Michael Jackson's jailed former doctor said on Tuesday he does not want to testify in a civil trial against the late singer's tour promoter AEG Live, to avoid incriminating himself.
Conrad Murray -- who at one point spontaneously broke into song in his first interview since being sent to prison -- said he is appealing his 2011 conviction for involuntary manslaughter and does not want to endanger that process.
Speaking hours after jury selection began for the wrongful death trial between the late star's mother Katherine Jackson and AEG, he said: "At this time I've not been subpoenaed. I'm not interested in giving testimony in the trial.
"I will invoke my 5th Amendment right, because at this time there is an appeal that is in progress .. If there is a future trial I don't want to have any issues of self incrimination," he told CNN live from prison.

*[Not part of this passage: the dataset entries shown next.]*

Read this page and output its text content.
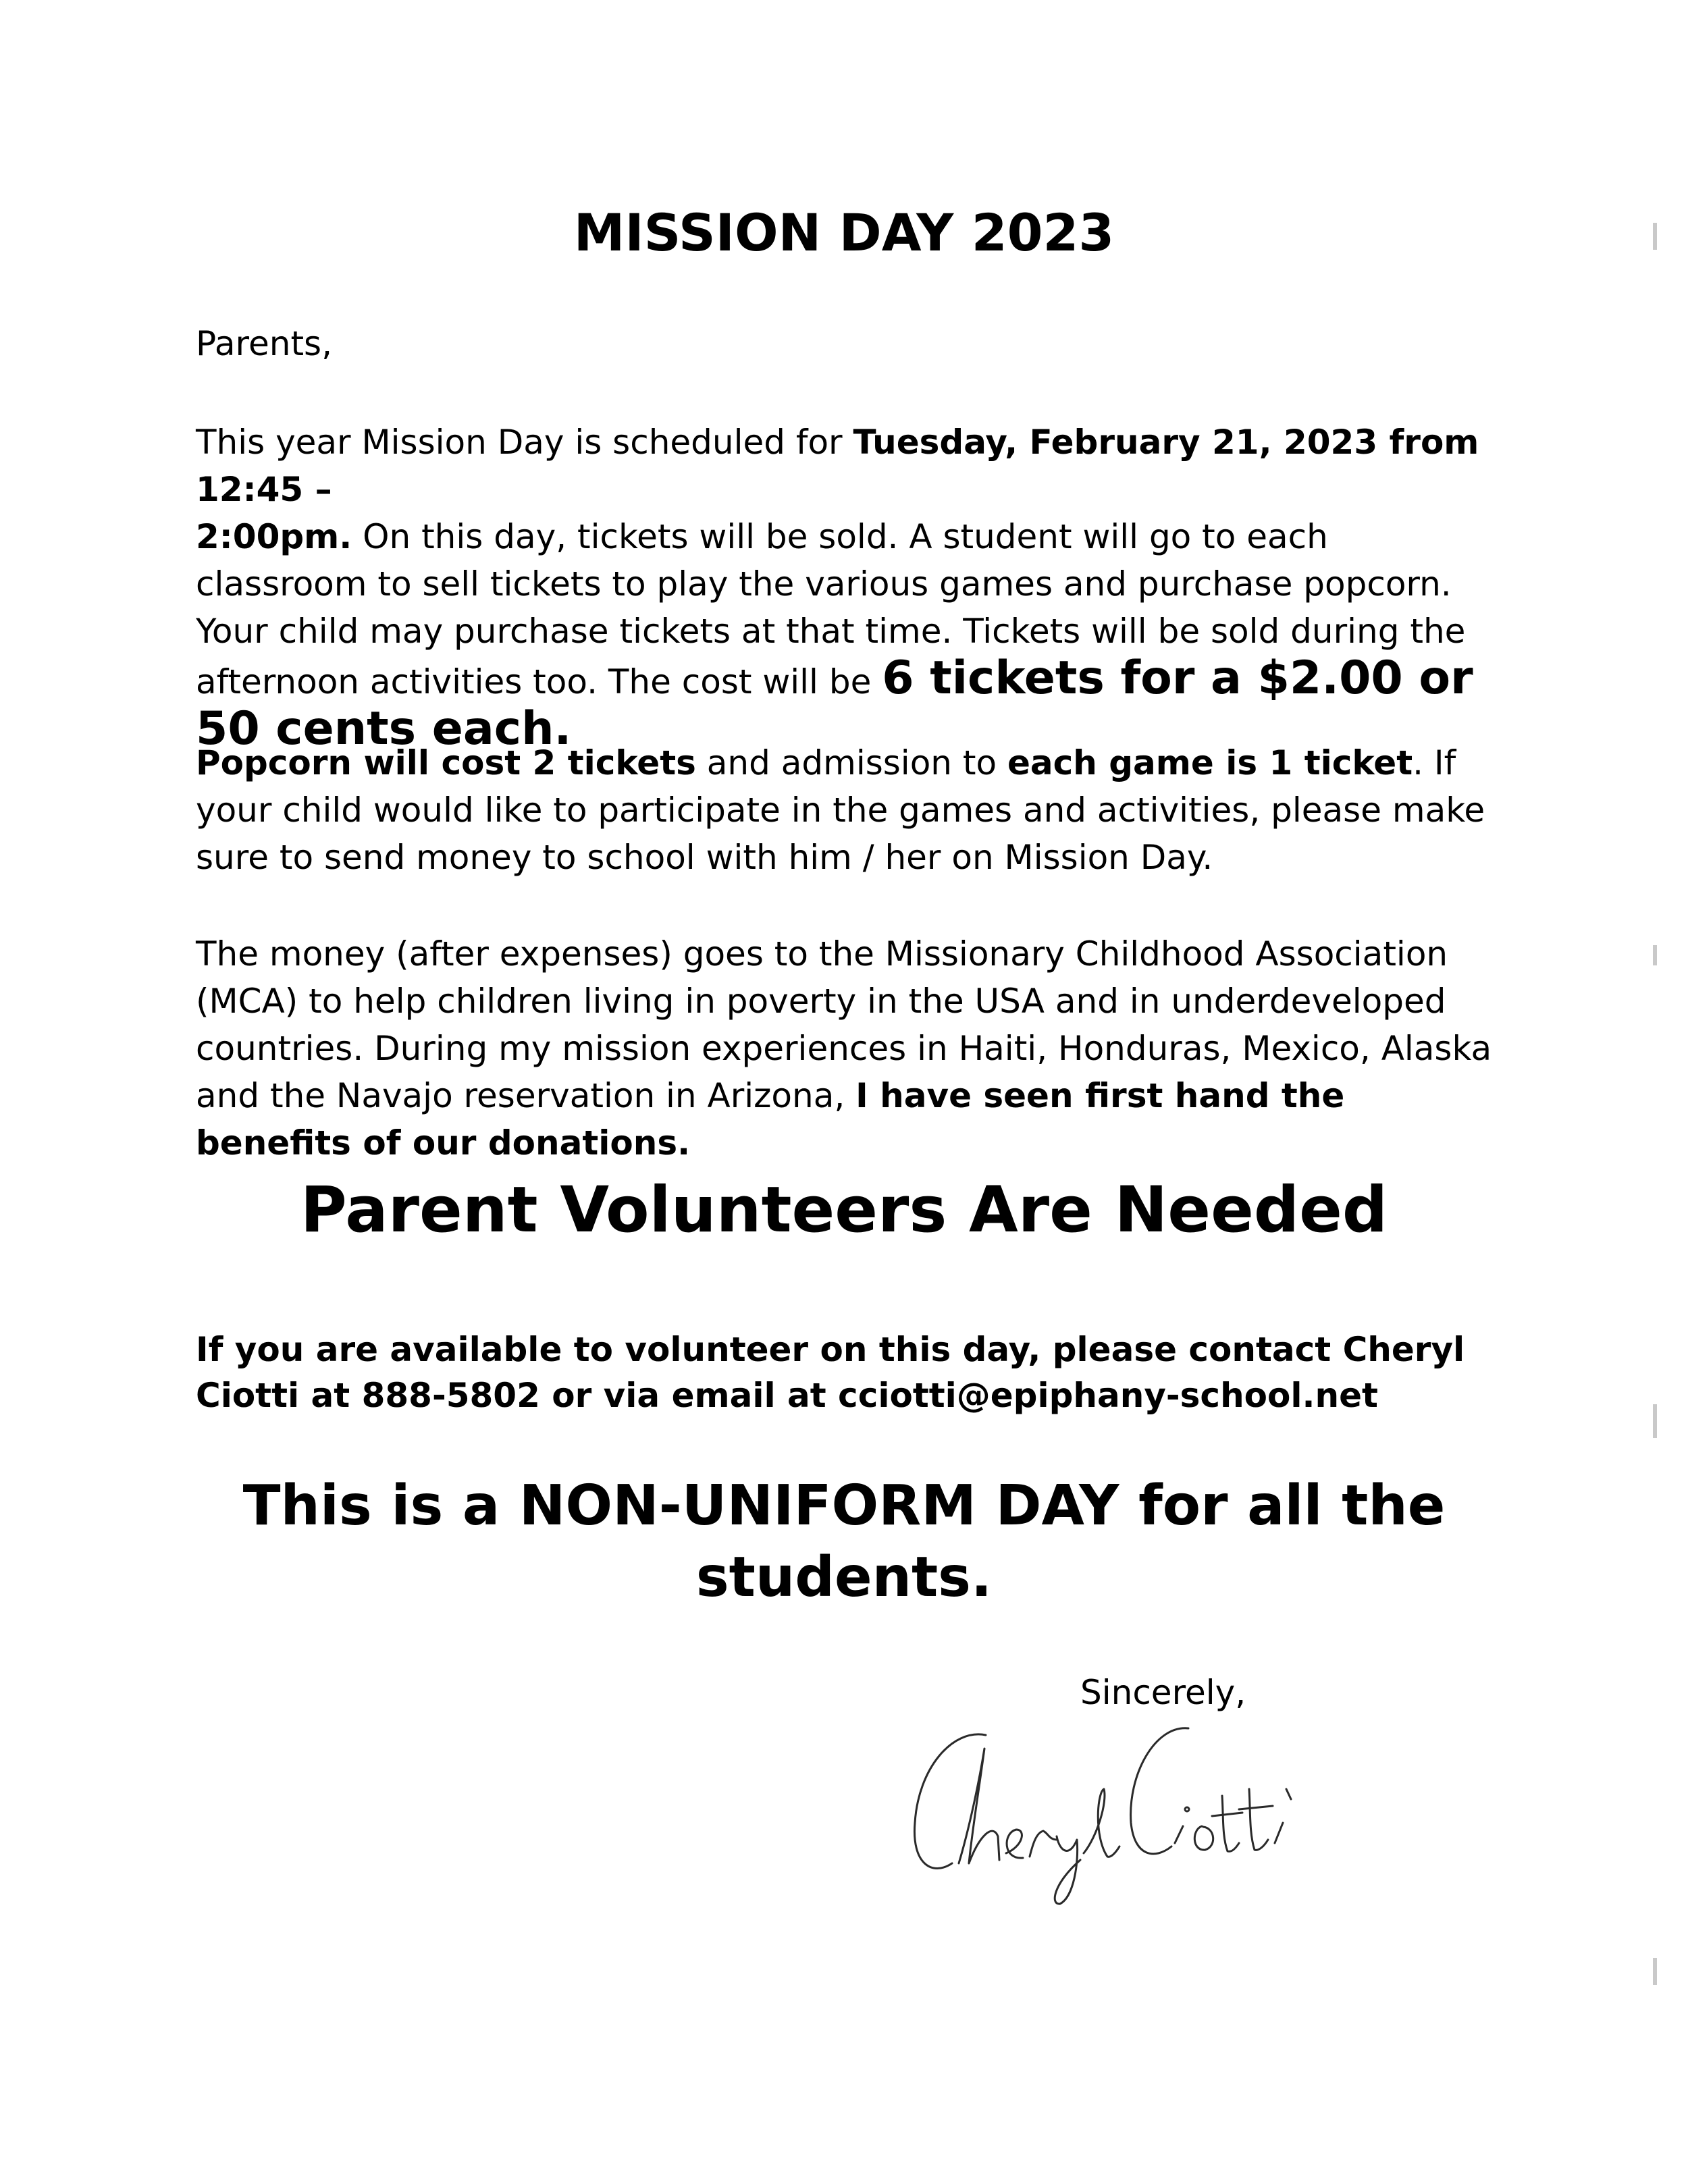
MISSION DAY 2023

Parents,

This year Mission Day is scheduled for Tuesday, February 21, 2023 from 12:45 –
2:00pm. On this day, tickets will be sold. A student will go to each classroom to sell tickets to play the various games and purchase popcorn. Your child may purchase tickets at that time. Tickets will be sold during the afternoon activities too. The cost will be 6 tickets for a $2.00 or 50 cents each.

Popcorn will cost 2 tickets and admission to each game is 1 ticket. If your child would like to participate in the games and activities, please make sure to send money to school with him / her on Mission Day.

The money (after expenses) goes to the Missionary Childhood Association (MCA) to help children living in poverty in the USA and in underdeveloped countries. During my mission experiences in Haiti, Honduras, Mexico, Alaska and the Navajo reservation in Arizona, I have seen first hand the benefits of our donations.

Parent Volunteers Are Needed

If you are available to volunteer on this day, please contact Cheryl Ciotti at 888-5802 or via email at cciotti@epiphany-school.net

This is a NON-UNIFORM DAY for all the
students.

Sincerely,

Murray was jailed for four years in 2011 after being found guilty of involuntary manslaughter for having given Jackson the powerful sedative propofol to help him sleep, between rehearsals for the doomed "This is It" comeback tour.
Katherine Jackson is seeking billions of dollars from tour promoters AEG Live for negligently hiring Murray to take care of the star during rehearsals and the tour itself. AEG says Jackson hired Murray and was responsible for him.
Murray has always protested his innocence, saying he was trying to wean Jackson off of propofol.
"I am an innocent man .. I maintain that innocence," he said Tuesday, adding: "I am extremely sorry that Michael has passed. It's a tremendous loss for me... he was very close to me .. we were absolutely great friends."
"I was not the one that brought propofol into his home," he said, adding: "He had been exposed to it for years ..it was my approach to try to get him off of it."
"But Michael Jackson was not the kind of person you could say 'Put it down' and he was going to do that."
At one point in the interview, during which Murray's lawyer on occasion interrupted to prevent him answering questions, the ex doctor broke into song, as he professed his wish to help other people.
"I'm so sorry for that laddie ... who hasn't got a daddy! He's a little boy that Santa Claus forgot," the tune climaxed.
"That song tells my story. That's how I grew up. I had no Christmases. I had no toys. I had nothing. I walked barefooted for years. But when I grew up my heart has been whole, and my heart says to help.
"And all I do is to give. I wanna give," said the Grenadian-born doctor.